Gold can be forgiven the occasional moment of ambivalence. A child singing star who began performing jingles and voiceovers at an age when most of us were still learning not to eat glue, Gold was also steeped in the Orthodox Judaism of his parents' home in the Bronx.
"I'd have to take my yarmulke off when I went into the recording studio," Gold recalls. "Learning to transition between those worlds was helpful -- some of the other showbiz kids around me were obsessed, but my identity as a Jew gave something else that was also important to me."
Gold says that while inhabiting the dual and sometimes dueling influences of his childhood could be confusing, it also helped him to cultivate the skills he would need as an artist who brings a clear political perspective to his work.
"Moving from one social space into another allowed me to take a step back and get a better look at both of them," he says.
Gold's sharp-eyed social critic gets to take center stage in "Mr. Mistress," a talk-to-the-hand farewell to a married man who's chasing gay booty on the down low, and "Feeding the Fire," one of the rare songs about addiction that manages to be serious without becoming shrill.

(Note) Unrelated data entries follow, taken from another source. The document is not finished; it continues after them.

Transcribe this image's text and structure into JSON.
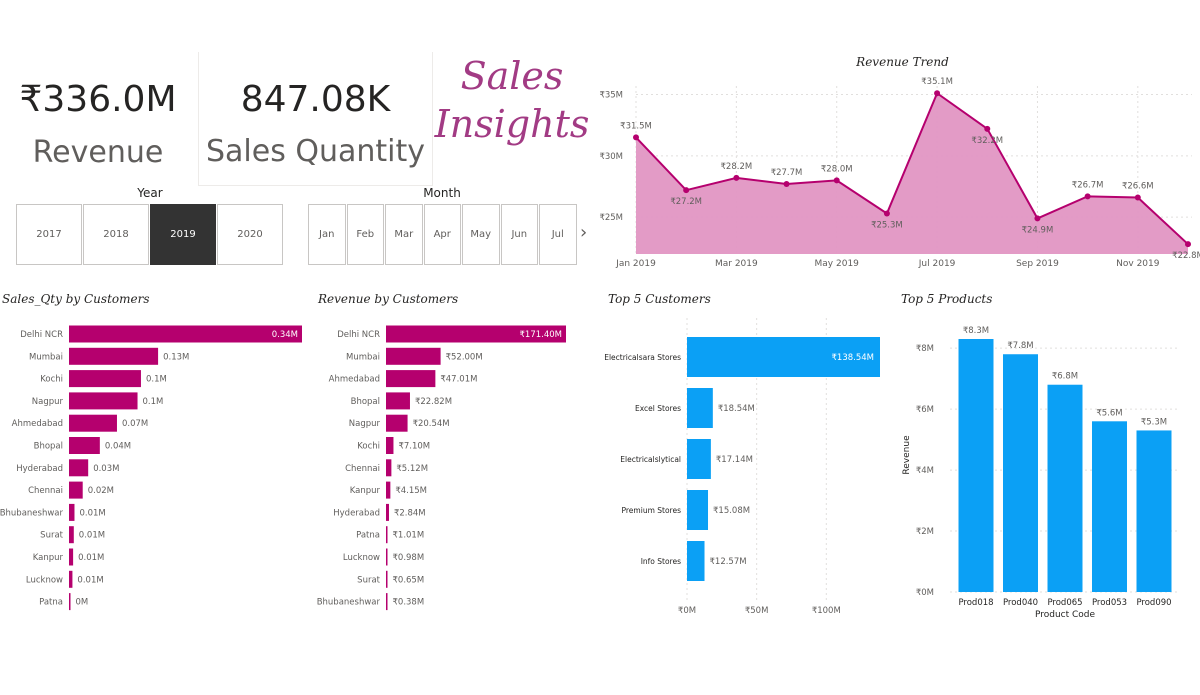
{
  "kpis": {
    "revenue": {
      "value": "₹336.0M",
      "label": "Revenue"
    },
    "quantity": {
      "value": "847.08K",
      "label": "Sales Quantity"
    }
  },
  "brand": {
    "line1": "Sales",
    "line2": "Insights"
  },
  "year_slicer": {
    "title": "Year",
    "options": [
      "2017",
      "2018",
      "2019",
      "2020"
    ],
    "selected": "2019"
  },
  "month_slicer": {
    "title": "Month",
    "options": [
      "Jan",
      "Feb",
      "Mar",
      "Apr",
      "May",
      "Jun",
      "Jul"
    ],
    "next_glyph": "›"
  },
  "colors": {
    "magenta": "#b5006e",
    "area_fill": "#e196c3",
    "blue": "#0ba0f5",
    "selected": "#333333",
    "brand": "#a23b84"
  },
  "chart_data": [
    {
      "id": "revenue_trend",
      "type": "area",
      "title": "Revenue Trend",
      "x": [
        "Jan 2019",
        "Feb 2019",
        "Mar 2019",
        "Apr 2019",
        "May 2019",
        "Jun 2019",
        "Jul 2019",
        "Aug 2019",
        "Sep 2019",
        "Oct 2019",
        "Nov 2019",
        "Dec 2019"
      ],
      "values": [
        31.5,
        27.2,
        28.2,
        27.7,
        28.0,
        25.3,
        35.1,
        32.2,
        24.9,
        26.7,
        26.6,
        22.8
      ],
      "data_labels": [
        "₹31.5M",
        "₹27.2M",
        "₹28.2M",
        "₹27.7M",
        "₹28.0M",
        "₹25.3M",
        "₹35.1M",
        "₹32.2M",
        "₹24.9M",
        "₹26.7M",
        "₹26.6M",
        "₹22.8M"
      ],
      "x_ticks": [
        {
          "index": 0,
          "label": "Jan 2019"
        },
        {
          "index": 2,
          "label": "Mar 2019"
        },
        {
          "index": 4,
          "label": "May 2019"
        },
        {
          "index": 6,
          "label": "Jul 2019"
        },
        {
          "index": 8,
          "label": "Sep 2019"
        },
        {
          "index": 10,
          "label": "Nov 2019"
        }
      ],
      "y_ticks": [
        {
          "value": 25,
          "label": "₹25M"
        },
        {
          "value": 30,
          "label": "₹30M"
        },
        {
          "value": 35,
          "label": "₹35M"
        }
      ],
      "ylim": [
        22.0,
        35.2
      ],
      "grid": true
    },
    {
      "id": "qty_by_customers",
      "type": "bar",
      "orientation": "horizontal",
      "title": "Sales_Qty by Customers",
      "categories": [
        "Delhi NCR",
        "Mumbai",
        "Kochi",
        "Nagpur",
        "Ahmedabad",
        "Bhopal",
        "Hyderabad",
        "Chennai",
        "Bhubaneshwar",
        "Surat",
        "Kanpur",
        "Lucknow",
        "Patna"
      ],
      "values": [
        0.34,
        0.13,
        0.105,
        0.1,
        0.07,
        0.045,
        0.028,
        0.02,
        0.008,
        0.007,
        0.006,
        0.005,
        0.001
      ],
      "data_labels": [
        "0.34M",
        "0.13M",
        "0.1M",
        "0.1M",
        "0.07M",
        "0.04M",
        "0.03M",
        "0.02M",
        "0.01M",
        "0.01M",
        "0.01M",
        "0.01M",
        "0M"
      ],
      "xlim": [
        0,
        0.34
      ]
    },
    {
      "id": "revenue_by_customers",
      "type": "bar",
      "orientation": "horizontal",
      "title": "Revenue by Customers",
      "categories": [
        "Delhi NCR",
        "Mumbai",
        "Ahmedabad",
        "Bhopal",
        "Nagpur",
        "Kochi",
        "Chennai",
        "Kanpur",
        "Hyderabad",
        "Patna",
        "Lucknow",
        "Surat",
        "Bhubaneshwar"
      ],
      "values": [
        171.4,
        52.0,
        47.01,
        22.82,
        20.54,
        7.1,
        5.12,
        4.15,
        2.84,
        1.01,
        0.98,
        0.65,
        0.38
      ],
      "data_labels": [
        "₹171.40M",
        "₹52.00M",
        "₹47.01M",
        "₹22.82M",
        "₹20.54M",
        "₹7.10M",
        "₹5.12M",
        "₹4.15M",
        "₹2.84M",
        "₹1.01M",
        "₹0.98M",
        "₹0.65M",
        "₹0.38M"
      ],
      "xlim": [
        0,
        171.4
      ]
    },
    {
      "id": "top5_customers",
      "type": "bar",
      "orientation": "horizontal",
      "title": "Top 5 Customers",
      "categories": [
        "Electricalsara Stores",
        "Excel Stores",
        "Electricalslytical",
        "Premium Stores",
        "Info Stores"
      ],
      "values": [
        138.54,
        18.54,
        17.14,
        15.08,
        12.57
      ],
      "data_labels": [
        "₹138.54M",
        "₹18.54M",
        "₹17.14M",
        "₹15.08M",
        "₹12.57M"
      ],
      "x_ticks": [
        {
          "value": 0,
          "label": "₹0M"
        },
        {
          "value": 50,
          "label": "₹50M"
        },
        {
          "value": 100,
          "label": "₹100M"
        }
      ],
      "xlim": [
        0,
        138.54
      ],
      "grid": true
    },
    {
      "id": "top5_products",
      "type": "bar",
      "title": "Top 5 Products",
      "categories": [
        "Prod018",
        "Prod040",
        "Prod065",
        "Prod053",
        "Prod090"
      ],
      "values": [
        8.3,
        7.8,
        6.8,
        5.6,
        5.3
      ],
      "data_labels": [
        "₹8.3M",
        "₹7.8M",
        "₹6.8M",
        "₹5.6M",
        "₹5.3M"
      ],
      "y_ticks": [
        {
          "value": 0,
          "label": "₹0M"
        },
        {
          "value": 2,
          "label": "₹2M"
        },
        {
          "value": 4,
          "label": "₹4M"
        },
        {
          "value": 6,
          "label": "₹6M"
        },
        {
          "value": 8,
          "label": "₹8M"
        }
      ],
      "xlabel": "Product Code",
      "ylabel": "Revenue",
      "ylim": [
        0,
        8.3
      ],
      "grid": true
    }
  ]
}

But on the album's most satisfying tracks, Gold turns the bright light of his mind's eye inward to take a closer look at his own experience. The sonic buzz-saw edge of "Soul Killer" rips into the closet door of internalized homophobia, and "I Can Forgive You," a ballad suffused with the feeling of release that comes with letting go of regret, features the singer at his most vocally expressive.
"['I Can Forgive You'] was initially about the end of a five-year romantic relationship," Gold says, "but now when I sing it, it's more about family and what it means to heal those relationships."
Keeping his muse in sight has helped Gold navigate troubled waters. It has also allowed him to create honest and distinctly original work in a business where "breaking the rules" is generally a ploy for packaging a product, not producing it.
"I've reached a place in my life that I like," Gold says. "I don't have to choose between having a social consciousness and making some really good grooves."
"Transport Systems" is now available in stores.